Василий Андреевич Жуковский. Ундина. Глава VII. О том, что случилось в свадебный вечер



Глава VII. О том, что случилось в свадебный вечер

Смирно стояла Ундина во все продолженье обряда;

Но, лишь только он кончился, вдруг, как будто волшебной

Силой какой, что ни было в ней причуд и беспутных

Выдумок, все забродило и вспенилось; вдруг принялася

Всех тормошить, старика, старушку и рыцаря, не был

Даже и сам священник оставлен в покое. Суровым

Словом хотела хозяйка шалунью унять, как бывало; но рыцарь

С значащим взглядом назвал ее своею женою;

Та замолчала. И сам он, однако, таким поведеньем

Не был доволен; но тут ни его увещанья, ни ласки,

Ниже́ упреки, ничто помочь не могло. Унималась,

Правда, она на минуту, когда замечала досаду

Рыцаря: нежно тогда к нему прижимаясь, ручонкой

Милой своею трепала его по щеке и шептала

На ухо слово любви с небесной улыбкой; но снова

С первою взбалмошной мыслию то ж начиналось, и пуще,

Нежели прежде. Священник сказал напоследок: «Ундина,

Резвость такая забавна, но в эту минуту приличней

Было бы вам, новобрачной, подумать о том, как с душою

Данного богом супруга свою сочетать христиански

Душу». — «Душу? — смеясь, закричала Ундина. — Такое

Слово приятно звучит; но много ли в этом приятном

Звуке смысла? А если кому души не досталось,

Что тому делать? Еще сама я не знаю, была ли,

Есть ли душа у меня?» Оскорбленный глубоко, священник,

Строго взглянув на нее, замолчал; испугавшись, Ундина

С детским смиреньем к нему подошла и шепнула: «Послушай,

Добрый отец, не сердися, мне это так грустно, так грустно,

Что и сказать не могу я; но будь же со мною, незлобным,

Робким созданьем, так строг; напротив того, с снисхожденьем

Выслушай то, что хочу исповедать искренним сердцем».

Видно было, что тяжкая тайна лежала на сердце Ундины;

Что-то хотела сказать, но вдруг побледнела и горько,

Горько заплакала. Все на нее с любопытством смотрели;

Что творилося с нею, не ведал никто. Напоследок

Слезы обтерла она и священнику, в сильном волненье

Сжавши руки, сказала: «Отец мой, не правда ль, ужасно

Душу живую иметь? И не лучше ль, скажи мне, не лучше ль

Вечно пробыть без души?..» Она замолчала, уставив

Острый, расстроенный взор на священника. Все поднялися

С мест, как будто дичася ее; не дождавшись ответа,

С тяжким вздохом она продолжала: «Великое бремя,

Страшное бремя душа! при одном уж ее ожиданье

Грусть и тоска терзают меня; а доныне мне было

Так легко, так свободно». Она опять зарыдала,

Скрыла в ладони лицо и, свою наклонивши головку,

Плакала горько, а светлые кудри, скатясь на прекрасный

Лоб и на жаркие щеки, повисли густым покрывалом.

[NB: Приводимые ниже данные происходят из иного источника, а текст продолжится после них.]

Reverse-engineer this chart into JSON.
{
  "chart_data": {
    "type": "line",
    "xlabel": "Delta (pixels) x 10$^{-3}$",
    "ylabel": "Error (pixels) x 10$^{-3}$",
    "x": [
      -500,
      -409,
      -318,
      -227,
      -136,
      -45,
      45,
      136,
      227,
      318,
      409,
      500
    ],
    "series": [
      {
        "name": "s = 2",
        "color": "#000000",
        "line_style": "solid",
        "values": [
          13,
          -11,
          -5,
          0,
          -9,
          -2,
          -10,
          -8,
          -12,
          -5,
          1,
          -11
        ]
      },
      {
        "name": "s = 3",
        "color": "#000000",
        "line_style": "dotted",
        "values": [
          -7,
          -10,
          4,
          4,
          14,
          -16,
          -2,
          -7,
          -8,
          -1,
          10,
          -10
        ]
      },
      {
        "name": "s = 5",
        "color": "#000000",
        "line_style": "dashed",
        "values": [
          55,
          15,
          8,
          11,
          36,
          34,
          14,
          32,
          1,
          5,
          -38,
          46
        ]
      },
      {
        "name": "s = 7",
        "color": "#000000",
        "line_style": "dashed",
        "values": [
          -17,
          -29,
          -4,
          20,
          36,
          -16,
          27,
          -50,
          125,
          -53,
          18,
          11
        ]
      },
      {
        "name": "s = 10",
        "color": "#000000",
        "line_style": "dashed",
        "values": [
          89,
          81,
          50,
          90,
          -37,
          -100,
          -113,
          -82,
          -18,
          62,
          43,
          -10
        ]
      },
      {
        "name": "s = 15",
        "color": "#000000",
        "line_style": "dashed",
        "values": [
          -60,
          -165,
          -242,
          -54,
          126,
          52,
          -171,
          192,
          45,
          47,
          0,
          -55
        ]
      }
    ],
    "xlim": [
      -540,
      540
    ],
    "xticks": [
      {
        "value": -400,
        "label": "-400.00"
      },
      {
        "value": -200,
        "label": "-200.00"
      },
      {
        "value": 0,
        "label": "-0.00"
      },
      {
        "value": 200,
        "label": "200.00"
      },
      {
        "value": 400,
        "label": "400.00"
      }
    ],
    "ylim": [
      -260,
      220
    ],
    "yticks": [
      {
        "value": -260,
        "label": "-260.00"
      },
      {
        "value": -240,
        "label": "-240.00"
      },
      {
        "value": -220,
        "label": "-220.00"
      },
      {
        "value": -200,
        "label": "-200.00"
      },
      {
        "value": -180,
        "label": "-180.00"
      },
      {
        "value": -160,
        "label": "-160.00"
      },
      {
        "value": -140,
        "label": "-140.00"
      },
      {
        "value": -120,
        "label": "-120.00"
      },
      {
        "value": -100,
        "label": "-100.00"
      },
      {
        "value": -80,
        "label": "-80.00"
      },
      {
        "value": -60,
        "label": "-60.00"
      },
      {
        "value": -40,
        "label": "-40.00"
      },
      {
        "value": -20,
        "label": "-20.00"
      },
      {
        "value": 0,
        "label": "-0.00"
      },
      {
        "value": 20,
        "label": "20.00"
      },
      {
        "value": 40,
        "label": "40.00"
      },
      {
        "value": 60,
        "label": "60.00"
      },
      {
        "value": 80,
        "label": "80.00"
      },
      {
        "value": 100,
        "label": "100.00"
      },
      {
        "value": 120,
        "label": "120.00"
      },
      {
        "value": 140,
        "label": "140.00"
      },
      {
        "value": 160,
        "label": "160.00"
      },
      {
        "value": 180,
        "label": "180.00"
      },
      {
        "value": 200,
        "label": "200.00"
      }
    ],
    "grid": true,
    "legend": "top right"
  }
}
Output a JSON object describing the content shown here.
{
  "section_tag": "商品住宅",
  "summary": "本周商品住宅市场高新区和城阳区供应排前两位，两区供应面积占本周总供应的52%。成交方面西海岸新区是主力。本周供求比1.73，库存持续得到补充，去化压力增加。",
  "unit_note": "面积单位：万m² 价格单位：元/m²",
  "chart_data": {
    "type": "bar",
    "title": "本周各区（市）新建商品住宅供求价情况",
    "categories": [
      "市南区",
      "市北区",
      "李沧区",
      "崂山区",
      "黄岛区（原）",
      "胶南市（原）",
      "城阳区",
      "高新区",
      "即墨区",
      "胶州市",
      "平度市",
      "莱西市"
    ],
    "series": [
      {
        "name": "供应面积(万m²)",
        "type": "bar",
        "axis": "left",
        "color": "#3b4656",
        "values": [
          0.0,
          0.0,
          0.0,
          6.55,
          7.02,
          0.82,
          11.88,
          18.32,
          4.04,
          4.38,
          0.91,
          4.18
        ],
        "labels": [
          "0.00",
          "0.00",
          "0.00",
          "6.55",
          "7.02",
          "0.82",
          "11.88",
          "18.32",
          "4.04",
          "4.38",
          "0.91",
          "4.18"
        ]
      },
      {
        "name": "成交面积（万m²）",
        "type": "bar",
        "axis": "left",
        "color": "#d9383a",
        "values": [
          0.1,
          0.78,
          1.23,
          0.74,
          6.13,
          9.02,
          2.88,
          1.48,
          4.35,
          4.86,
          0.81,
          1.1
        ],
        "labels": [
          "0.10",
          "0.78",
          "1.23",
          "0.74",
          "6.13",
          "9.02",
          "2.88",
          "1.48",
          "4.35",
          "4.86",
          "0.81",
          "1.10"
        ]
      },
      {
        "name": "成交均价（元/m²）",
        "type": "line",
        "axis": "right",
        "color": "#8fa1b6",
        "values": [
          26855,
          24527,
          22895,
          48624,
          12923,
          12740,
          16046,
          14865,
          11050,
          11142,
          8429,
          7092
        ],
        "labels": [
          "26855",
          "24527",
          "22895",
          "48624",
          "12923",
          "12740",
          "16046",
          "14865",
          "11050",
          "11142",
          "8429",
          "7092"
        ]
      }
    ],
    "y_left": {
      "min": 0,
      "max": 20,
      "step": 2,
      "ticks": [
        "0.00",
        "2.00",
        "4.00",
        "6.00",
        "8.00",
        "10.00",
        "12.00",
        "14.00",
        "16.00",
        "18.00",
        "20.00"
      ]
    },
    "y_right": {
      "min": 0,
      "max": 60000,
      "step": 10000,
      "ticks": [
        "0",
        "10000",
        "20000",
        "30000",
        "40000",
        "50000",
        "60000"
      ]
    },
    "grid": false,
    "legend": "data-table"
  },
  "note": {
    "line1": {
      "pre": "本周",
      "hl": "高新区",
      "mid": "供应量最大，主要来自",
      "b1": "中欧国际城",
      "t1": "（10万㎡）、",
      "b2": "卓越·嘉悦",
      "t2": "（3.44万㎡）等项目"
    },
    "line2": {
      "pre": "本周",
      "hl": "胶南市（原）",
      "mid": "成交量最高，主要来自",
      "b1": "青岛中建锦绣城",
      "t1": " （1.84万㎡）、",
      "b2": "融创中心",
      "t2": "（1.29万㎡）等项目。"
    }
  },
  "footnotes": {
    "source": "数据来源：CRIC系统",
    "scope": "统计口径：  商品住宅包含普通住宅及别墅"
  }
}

С строгим лицом подошел к ней священник. «Ундина, — сказал он, —

Именем господа бога тебе говорю: исповедуй

Душу свою перед нами, и если таится в ней злое,

Бог милосерд, он помилует». Тихим, покорным младенцем

Стала она перед ним на колена, и, руки сложивши,

Набожно к небу глаза подняла, и крестилась, и, имя

Божие славя, твердила, что не было зла никакого

В сердце ее. Священник сказал, обратяся к Гульбранду:

«Рыцарь, вам поверяю я ту, с которою ныне

Сам сочетал вас: душою она беспорочна, но много

Чудного в ней. Примите мой добрый совет: осторожность,

Твердость, любовь; остальное на власть милосердого бога

С верой оставьте». Сказав, новобрачных священник

Перекрестил и вышел; за ним рыбак и старушка,

Также крестясь и молитву читая, вышли. Ундина

Все еще на коленах стояла в молчанье; когда же

Все удалились, она потихоньку лицом обернулась

К рыцарю, кудри раздвинула, мало-помалу, как будто

В чувство входя, головку свою подняла и уныло

Очи лазурные, полные слез, на него устремила.

«Милый, ты, верно, также покинешь меня, — прошептала

Робко она, — но чем же я, бедная, чем виновата?»

Руки ее так призывно, так жарко к нему поднялися,

Взоры ее так похожи на небо прекрасное стали,

Голос ее так глубоко из сердца раздался, что рыцарь

Все позабыл и в порыве любви протянул к ней объятья;

Вскрикнула, вспрыгнула, кинулась к милому в руки Ундина,

Грудью прильнула ко груди его и на ней онемела.